Gegen das neue Militärdienstrecht, das sich gerade in Planung befindet, regt sich erster Widerstand. Der freiheitliche Bundesheergewerkschafter Manfred Haidinger kritisiert, dass darin die Verpflichtung zu Auslandseinsätzen "Kerninhalt" sei. Aus Sicht des Personalvertreters ist ein derartiges Gesetz "zum Nachteil der Soldaten", da durch die Verpflichtung zum Auslandseinsatz die bisherige finanzielle Honorierung der Freiwilligkeit entfalle und "ein adäquater Anstieg des Gehaltes, wie wir alle aus Erfahrung wissen, auszuschließen ist".
Zum geplanten Militärdienstrecht im Widerspruch sieht Haidinger auch das Beharren der SPÖ auf die Beibehaltung der Neutralität, denn das Gesetz würde eine Änderung der Verfassung erfordern - außer "der ÖVP zuzurechnende" Offiziere und Beamte würden diesen Vorschlag an Verteidigungsminister Norbert Darabos (S) "vorbeijonglieren" wollen.

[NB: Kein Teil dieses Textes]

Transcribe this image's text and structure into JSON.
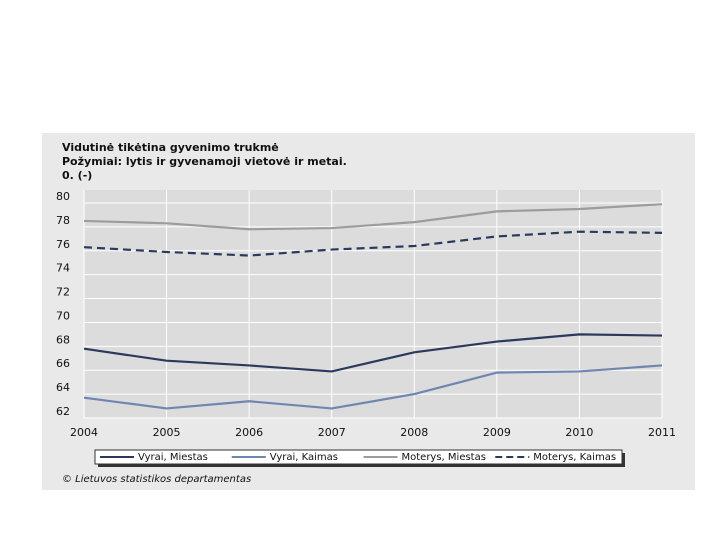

Kritik übte der FP-Gewerkschafter auch am Kasernenverkauf. Der ursprünglich genannte Erlös von einer Milliarde Euro für die insgesamt 120 Immobilien sei "nach und nach" nach unten revidiert worden, zuerst auf 650 Millionen Euro, dann auf 450 Millionen Euro, nach jetzigem Stand liege man nur mehr bei 150 Millionen Euro. Rechne man den Verkaufserfolg der ersten 30 Immobilien von 45 Millionen Euro hoch, bleiben am Ende nur mehr 150 Millionen Euro übrig, rechnet Haidinger vor und fordert einen Stopp des Ausverkaufs. Denn das Vorhaben, jedes Jahr durch Kasernenverkäufe dem Budget 50 Millionen Euro zuzuführen, um die Heeresreform zu finanzieren ist, sei "klar gescheitert".